The initialization code looks like this (channel.channel.adc1_id and ...adc2_id contains values like ADC1_CHANNEL_0, ...):

void SensorService::init() {
    ESP_LOGI(TAG, "Initializing sensor service");

    adc1_config_width(ADC_WIDTH_BIT_12);
    sensorToChannel = getChannelMapping();
    for( const auto& [ idx, channel ] : sensorToChannel) {
        switch (channel.unit) {
            case ADC_UNIT_1:
                adc1_config_channel_atten(channel.channel.adc1_id, ADC_ATTEN_11db);
                break;
            case ADC_UNIT_2:
                adc2_config_channel_atten(channel.channel.adc2_id, ADC_ATTEN_11db);
                break;
            default:
                ESP_LOGW(TAG, "Invalid ADC unit requested");
                break;
        };
    }
}

The reading of raw values like this:

std::optional<unsigned int> SensorService::getRawValue(unsigned int sensorIdx) {
    ESP_LOGV(TAG, "Getting raw value for sensor %d", sensorIdx);

    if (!this->isValidSensorIdx(sensorIdx)) {
        ESP_LOGW(TAG, "Requested non-existing sensor");
        return std::nullopt;
    }

    TargetChannel target = sensorToChannel.at(sensorIdx);
    switch (target.unit) {
        case ADC_UNIT_1:
            return std::make_optional(adc1_get_raw(target.channel.adc1_id));
        case ADC_UNIT_2:
            int value;
            adc2_get_raw(target.channel.adc2_id, ADC_WIDTH_BIT_12, &value);
            return std::make_optional(value);
        default:
            ESP_LOGW(TAG, "Invalid ADC unit requested");
            return std::nullopt;
    }
}

And this works perfectly fine for some pins but not for others.

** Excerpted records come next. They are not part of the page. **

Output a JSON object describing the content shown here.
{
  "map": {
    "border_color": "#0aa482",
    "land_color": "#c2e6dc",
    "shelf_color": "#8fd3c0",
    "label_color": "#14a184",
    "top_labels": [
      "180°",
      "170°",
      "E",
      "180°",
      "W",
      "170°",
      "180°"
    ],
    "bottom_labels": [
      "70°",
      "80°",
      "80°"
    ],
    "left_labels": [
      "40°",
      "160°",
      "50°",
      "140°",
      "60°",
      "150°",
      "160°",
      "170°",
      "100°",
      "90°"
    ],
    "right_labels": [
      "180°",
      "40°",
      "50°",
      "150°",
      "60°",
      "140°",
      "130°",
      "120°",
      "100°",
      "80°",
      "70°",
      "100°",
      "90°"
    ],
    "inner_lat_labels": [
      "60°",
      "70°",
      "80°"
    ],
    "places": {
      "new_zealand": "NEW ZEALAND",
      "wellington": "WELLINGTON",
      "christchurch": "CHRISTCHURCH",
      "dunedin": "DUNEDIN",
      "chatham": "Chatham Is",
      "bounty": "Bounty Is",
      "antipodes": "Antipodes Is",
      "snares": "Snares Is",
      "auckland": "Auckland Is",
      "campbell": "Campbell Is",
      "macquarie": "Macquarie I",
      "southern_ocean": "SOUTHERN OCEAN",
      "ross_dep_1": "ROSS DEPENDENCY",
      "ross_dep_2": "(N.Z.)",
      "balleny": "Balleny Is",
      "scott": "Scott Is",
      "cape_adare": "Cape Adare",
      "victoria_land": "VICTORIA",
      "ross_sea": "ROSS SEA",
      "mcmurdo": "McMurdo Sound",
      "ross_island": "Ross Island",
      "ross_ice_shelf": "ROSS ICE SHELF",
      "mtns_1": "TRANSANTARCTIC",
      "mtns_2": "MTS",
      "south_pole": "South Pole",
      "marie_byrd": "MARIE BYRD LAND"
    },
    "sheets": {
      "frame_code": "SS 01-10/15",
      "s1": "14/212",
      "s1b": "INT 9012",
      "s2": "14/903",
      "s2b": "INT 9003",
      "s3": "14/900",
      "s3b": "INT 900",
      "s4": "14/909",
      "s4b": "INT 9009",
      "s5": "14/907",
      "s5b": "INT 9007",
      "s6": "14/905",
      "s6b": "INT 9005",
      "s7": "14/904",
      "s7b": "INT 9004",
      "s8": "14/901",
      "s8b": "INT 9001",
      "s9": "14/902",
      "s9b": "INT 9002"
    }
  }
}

I also tried a few things I could find in the docs to set the pin explicitly to INPUT and low. But it didn't change anything.

    for (auto const& [ sensorIdx, pin ] : sensorPins) {
        gpio_pad_select_gpio(pin);
        gpio_set_direction(pin, GPIO_MODE_INPUT);
        gpio_set_level(pin, 0);
    }

I am powering and connecting to the board via Ethernet/POE. I am not (knowingly) activating WIFI, RTC, hall sensor anywhere in the code. Not using SD card nor the flash memory for data storage. The values will only be polled via HTTP/Ethernet.

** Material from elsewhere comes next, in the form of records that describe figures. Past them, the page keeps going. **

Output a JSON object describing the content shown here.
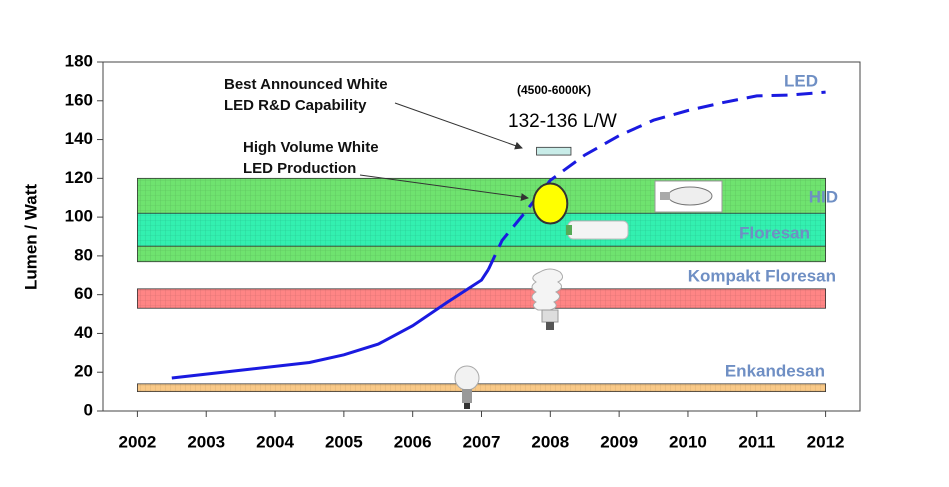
{
  "chart_data": {
    "type": "line",
    "y_label": "Lumen / Watt",
    "xlim": [
      2001.5,
      2012.5
    ],
    "xticks": [
      2002,
      2003,
      2004,
      2005,
      2006,
      2007,
      2008,
      2009,
      2010,
      2011,
      2012
    ],
    "ylim": [
      0,
      180
    ],
    "yticks": [
      0,
      20,
      40,
      60,
      80,
      100,
      120,
      140,
      160,
      180
    ],
    "band_x": [
      2002,
      2012
    ],
    "bands": [
      {
        "name": "HID",
        "range": [
          77,
          120
        ],
        "color": "#6fe36f"
      },
      {
        "name": "Floresan",
        "range": [
          85,
          102
        ],
        "color": "#33f0b0"
      },
      {
        "name": "Kompakt Floresan",
        "range": [
          53,
          63
        ],
        "color": "#ff8585"
      },
      {
        "name": "Enkandesan",
        "range": [
          10,
          14
        ],
        "color": "#f9c987"
      }
    ],
    "series": [
      {
        "name": "LED",
        "color": "#1a1ae0",
        "x": [
          2002.5,
          2003.5,
          2004.5,
          2005,
          2005.5,
          2006,
          2006.5,
          2007,
          2007.1
        ],
        "values": [
          17,
          21,
          25,
          29,
          34.5,
          44,
          56,
          67.5,
          73
        ]
      },
      {
        "color": "#1a1ae0",
        "dashed": true,
        "x": [
          2007.1,
          2007.3,
          2007.6,
          2008,
          2008.5,
          2009,
          2009.5,
          2010,
          2010.5,
          2011,
          2011.5,
          2012
        ],
        "values": [
          73,
          88,
          101,
          119,
          132,
          142,
          150,
          155,
          159,
          162.5,
          163,
          164.5
        ]
      }
    ],
    "rd_capability": {
      "x": [
        2007.8,
        2008.3
      ],
      "y": [
        132,
        136
      ],
      "color": "#c8ece8"
    },
    "production_point": {
      "x": 2008,
      "y": 107,
      "color": "#ffff00"
    },
    "annotations": [
      "Best Announced White LED R&D Capability",
      "High Volume White LED Production",
      "(4500-6000K)",
      "132-136 L/W"
    ]
  }
}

So, my actual question here is, why do some pins (e.g. GPI36, explicitly documented as input-only pin) have non-zero voltage while others haven't? What am I missing?

Answer 1

It looks like several of the pins have pull-ups on them on the board.

If you look at the schematic, you'll see in the UEXT section:

That there are pull-ups on GPIO16, GPI36, GPIO13 and GPIO5. So this explains the results you see on GPI36 and GPIO13.

GPIO0 also has a pull-up (in the ESP-WROOM-32 MODULE section). GPIO15 and GPIO2 have one each in the SD/MMC Card section.

There are quite a few more pull-ups here and there. Looks like there aren't many pins floating on the board. Also see the Notes section at the bottom of the schematic for additional pull-up/down info related to bootstrapping.

Answer 2

Please note that the SMT50 voltage outputs have an output resistance of 10 kOhm (see SMT50 datasheet So if there is a pullup resistance to 3.3V then you will always get voltage levels which are too high. Good to know about the pullups since I plan to start with an ESP32 irrigation control project and SMT50. I will choose the pins without pullup.